Bully

Year
2011
Country
USA
Duration
99'’
Director
Lee Hirsch

Over 13 million American kids will be bullied this year, making it the most common form of violence experienced by young people in the nation. The new documentary film BULLY, directed by Sundance and Emmy-award winning filmmaker, Lee Hirsch, brings human scale to this startling statistic, offering an intimate, unflinching look at how bullying has touched five kids and their families.

 

BULLY is a beautifully cinematic, character-driven documentary. At its heart are those with huge stakes in this issue whose stories each represent a different facet of America’s bullying crisis. Filmed over the course of the 2009/2010 school year, BULLY opens a window onto the pained and often endangered lives of bullied kids, revealing a problem that transcends geographic, racial, ethnic and economic borders.

 

It documents the responses of teachers and administrators to aggressive behaviours that defy “kids will be kids” clichés, and it captures a growing movement among parents and youths to change how bullying is handled in schools, in communities and in society as a whole. Parents play a vital role in supporting their kids, promoting upstander rather than bystander behaviour, and teaching and modelling empathy in the home.

Production
Cinereach / Where We Live Films
Sales
The Weinstein Company
Director
Lee Hirsch

Lee Hirsch (born 1972) is an American documentary filmmaker.

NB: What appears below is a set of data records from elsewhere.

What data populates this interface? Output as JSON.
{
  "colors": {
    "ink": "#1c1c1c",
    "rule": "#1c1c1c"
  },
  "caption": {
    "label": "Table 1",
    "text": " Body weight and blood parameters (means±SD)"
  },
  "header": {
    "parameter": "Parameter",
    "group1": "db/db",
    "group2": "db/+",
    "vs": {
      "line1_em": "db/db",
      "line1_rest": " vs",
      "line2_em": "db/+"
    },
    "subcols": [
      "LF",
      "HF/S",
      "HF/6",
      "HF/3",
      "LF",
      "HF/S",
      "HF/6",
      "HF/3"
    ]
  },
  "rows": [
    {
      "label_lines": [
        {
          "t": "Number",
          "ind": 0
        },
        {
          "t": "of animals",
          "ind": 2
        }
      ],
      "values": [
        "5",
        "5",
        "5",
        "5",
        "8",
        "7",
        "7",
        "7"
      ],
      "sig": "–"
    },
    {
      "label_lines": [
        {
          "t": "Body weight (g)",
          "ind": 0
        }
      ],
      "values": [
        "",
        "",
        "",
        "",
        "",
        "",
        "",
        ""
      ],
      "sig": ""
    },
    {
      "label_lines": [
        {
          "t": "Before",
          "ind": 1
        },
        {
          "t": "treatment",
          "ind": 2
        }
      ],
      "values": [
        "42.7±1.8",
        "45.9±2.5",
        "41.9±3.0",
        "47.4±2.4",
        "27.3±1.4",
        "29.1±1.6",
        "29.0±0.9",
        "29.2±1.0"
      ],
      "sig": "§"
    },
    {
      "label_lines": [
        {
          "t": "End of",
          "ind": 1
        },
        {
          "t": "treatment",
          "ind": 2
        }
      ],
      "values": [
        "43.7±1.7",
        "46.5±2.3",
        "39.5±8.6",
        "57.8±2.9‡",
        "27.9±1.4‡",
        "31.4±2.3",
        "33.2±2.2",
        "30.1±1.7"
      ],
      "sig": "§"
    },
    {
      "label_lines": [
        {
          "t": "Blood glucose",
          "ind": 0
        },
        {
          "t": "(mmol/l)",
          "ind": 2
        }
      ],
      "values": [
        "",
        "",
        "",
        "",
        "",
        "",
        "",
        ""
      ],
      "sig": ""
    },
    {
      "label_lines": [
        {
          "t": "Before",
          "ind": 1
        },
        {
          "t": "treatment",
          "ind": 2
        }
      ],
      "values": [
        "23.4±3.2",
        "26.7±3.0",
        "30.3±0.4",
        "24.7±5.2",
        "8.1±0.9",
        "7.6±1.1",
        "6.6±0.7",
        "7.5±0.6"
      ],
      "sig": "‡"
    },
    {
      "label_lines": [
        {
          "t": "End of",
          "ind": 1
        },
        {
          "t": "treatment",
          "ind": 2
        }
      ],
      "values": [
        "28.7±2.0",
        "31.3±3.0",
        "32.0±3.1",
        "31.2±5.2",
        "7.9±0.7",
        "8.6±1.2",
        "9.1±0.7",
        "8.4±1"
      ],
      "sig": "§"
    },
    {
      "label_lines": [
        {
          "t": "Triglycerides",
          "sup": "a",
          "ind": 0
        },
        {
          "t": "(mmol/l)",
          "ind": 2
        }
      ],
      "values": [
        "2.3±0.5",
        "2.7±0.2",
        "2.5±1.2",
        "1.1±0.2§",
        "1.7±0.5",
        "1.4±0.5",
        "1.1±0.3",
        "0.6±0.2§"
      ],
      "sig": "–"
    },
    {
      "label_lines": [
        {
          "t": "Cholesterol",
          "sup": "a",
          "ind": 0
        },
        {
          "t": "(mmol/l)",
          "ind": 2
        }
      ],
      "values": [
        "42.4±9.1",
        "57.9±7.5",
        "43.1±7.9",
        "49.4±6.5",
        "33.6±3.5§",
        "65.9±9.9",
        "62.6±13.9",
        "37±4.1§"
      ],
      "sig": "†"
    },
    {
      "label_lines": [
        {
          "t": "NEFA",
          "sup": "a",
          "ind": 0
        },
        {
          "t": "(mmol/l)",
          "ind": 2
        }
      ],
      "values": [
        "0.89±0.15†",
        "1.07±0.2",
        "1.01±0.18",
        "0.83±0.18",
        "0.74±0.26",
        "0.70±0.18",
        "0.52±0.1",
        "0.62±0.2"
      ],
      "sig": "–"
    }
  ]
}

Hirsch is a graduate of The Putney School in Vermont and Hampshire College, in Amherst, Massachusetts. He wrote and directed the documentary Amandla!: A Revolution in Four-Part Harmony. Hirsch also contributed a chapter to Sound Unbound: Sampling Digital Music and Culture (The MIT Press, 2008), edited by Paul D. Miller (DJ Spooky). His film Bully premiered at the 2011 Tribeca Film Festival.